Почерневший Андрей, слабый, оголодавший, из последних сил ходил по инстанциям, терпеливо высиживал в многочасовых очередях, молча кивал головой, когда выяснялось, что требуется еще одна справка, и уходил до следующего раза. По большей части уезжал в Каширу, но иногда ночевал на вокзалах.
Как-то на улице он встретил Настю, но сделал вид, что не узнал ее, давая ей возможность выбора. Если у нее что-то осталось, она сама окликнет его и подойдет, а если нет, ей будет так легче — тоже сделать вид, что не узнала. Да, ее и вправду трудно было узнать: по улице шла земная, уверенная в себе, дорого одетая девушка из какого-то другого, чистого и благополучного мира. А Настя, уже зная от бывших одноклассников, что Андрей не погиб, отвернувшись, проскочила мимо, а потом остановилась и несколько секунд стояла и оторопело смотрела вслед удаляющемуся высоченному широкоплечему чужому мужчине, но решила его не окликать. У Андрея же не было моральных сил хотя бы просто обидеться на нее. Он даже еще не ездил на кладбище к маме, хотя уже узнал, где она похоронена.

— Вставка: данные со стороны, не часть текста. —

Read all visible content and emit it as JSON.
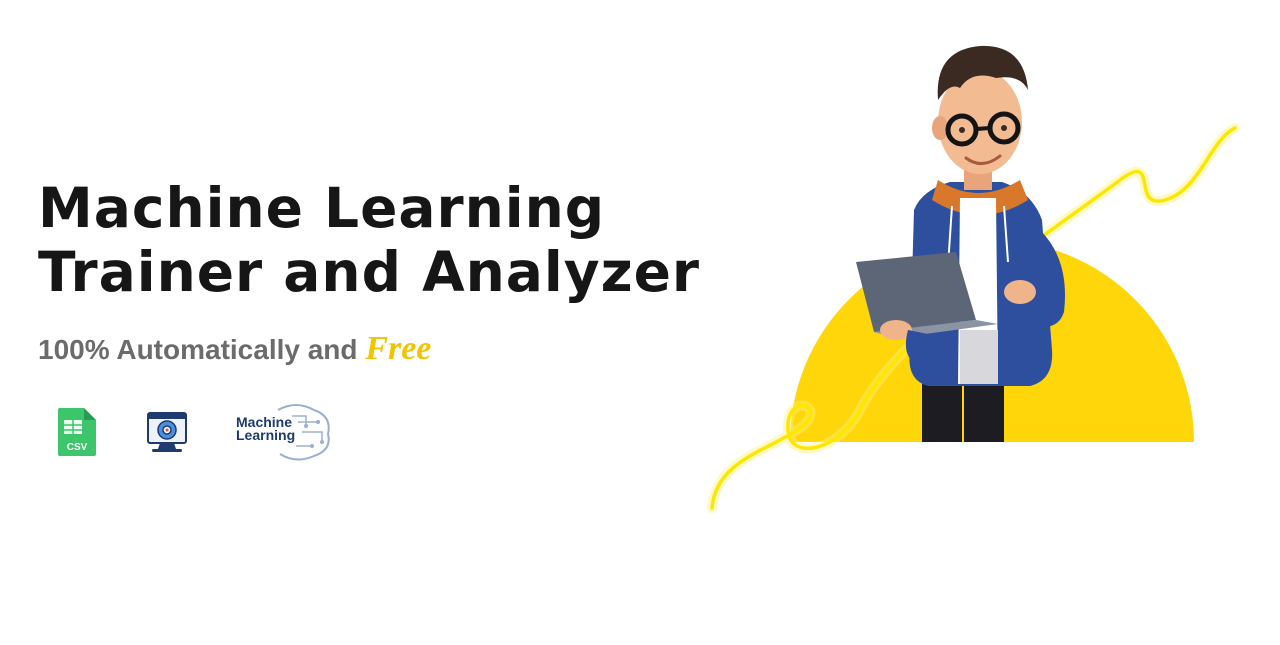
{
  "hero": {
    "title_line1": "Machine Learning",
    "title_line2": "Trainer and Analyzer",
    "subtitle_prefix": "100% Automatically and ",
    "subtitle_highlight": "Free"
  },
  "icons": {
    "csv_label": "CSV",
    "ml_logo_line1": "Machine",
    "ml_logo_line2": "Learning"
  },
  "colors": {
    "accent_yellow": "#f3c400",
    "title": "#161616",
    "subtitle": "#6b6b6b",
    "csv_green": "#3cc56b",
    "ml_navy": "#1f3a6e"
  }
}
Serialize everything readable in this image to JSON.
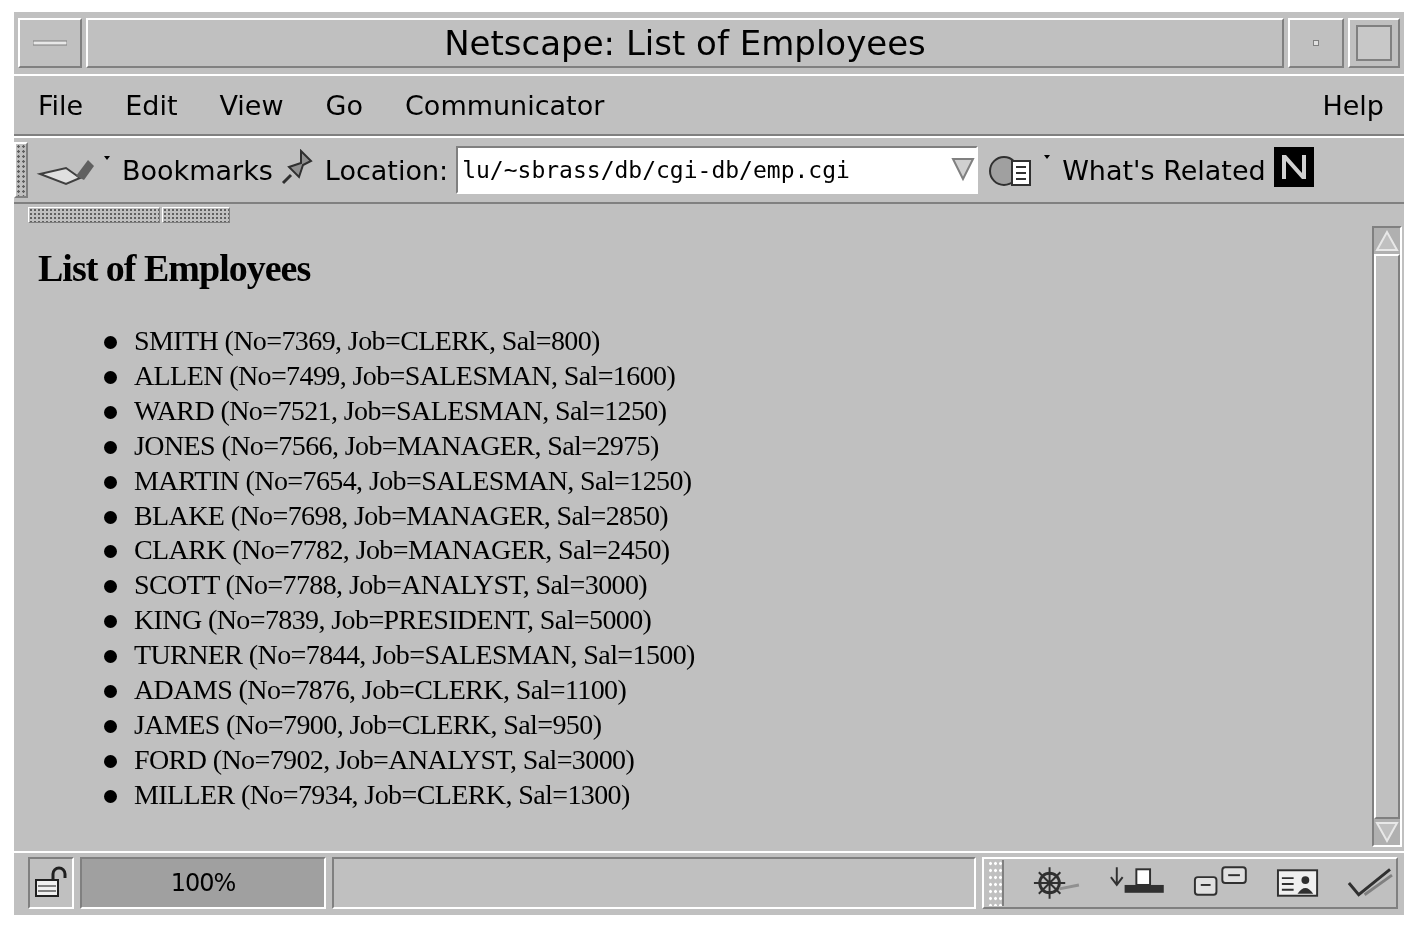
{
  "window": {
    "title": "Netscape: List of Employees"
  },
  "menu": {
    "left": [
      "File",
      "Edit",
      "View",
      "Go",
      "Communicator"
    ],
    "right": [
      "Help"
    ]
  },
  "toolbar": {
    "bookmarks": "Bookmarks",
    "location_label": "Location:",
    "location_value": "lu/~sbrass/db/cgi-db/emp.cgi",
    "related": "What's Related"
  },
  "page": {
    "heading": "List of Employees",
    "items": [
      "SMITH (No=7369, Job=CLERK, Sal=800)",
      "ALLEN (No=7499, Job=SALESMAN, Sal=1600)",
      "WARD (No=7521, Job=SALESMAN, Sal=1250)",
      "JONES (No=7566, Job=MANAGER, Sal=2975)",
      "MARTIN (No=7654, Job=SALESMAN, Sal=1250)",
      "BLAKE (No=7698, Job=MANAGER, Sal=2850)",
      "CLARK (No=7782, Job=MANAGER, Sal=2450)",
      "SCOTT (No=7788, Job=ANALYST, Sal=3000)",
      "KING (No=7839, Job=PRESIDENT, Sal=5000)",
      "TURNER (No=7844, Job=SALESMAN, Sal=1500)",
      "ADAMS (No=7876, Job=CLERK, Sal=1100)",
      "JAMES (No=7900, Job=CLERK, Sal=950)",
      "FORD (No=7902, Job=ANALYST, Sal=3000)",
      "MILLER (No=7934, Job=CLERK, Sal=1300)"
    ]
  },
  "status_bar": {
    "progress": {
      "level": 1,
      "reading": "100%"
    }
  }
}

Проблему надо было каким-то образом решать, и желательно мирным путем. Поэтому начальник жэка, предварительно переговорив с коллегой из соседнего района и пообещав ему некую ответную услугу, предложил Андрею вариант: ему дают ведомственную комнату в коммуналке и устраивают работать либо дворником, либо разнорабочим в жэк. Там можно будет взять два, а то и три участка и неплохо зарабатывать. Рабочий день не нормирован, и, значит, если появится таковое желание, можно будет даже где-то учиться, получать высшее образование. Андрей был уже настолько измотан, что согласился и вселился в комнату в двухкомнатной квартире на первом этаже в хрущевке. Жэк расщедрился и списал ему обшарпанный письменный стол, раздолбанный диван и пару алюминиевых стульев. Сердобольные женщины выделили из своего хозяйства по мелочи что могли, и жизнь пошла дальше. От прежней не осталось ничего, но больше всего он сожалел о том, что пропала записная книжка.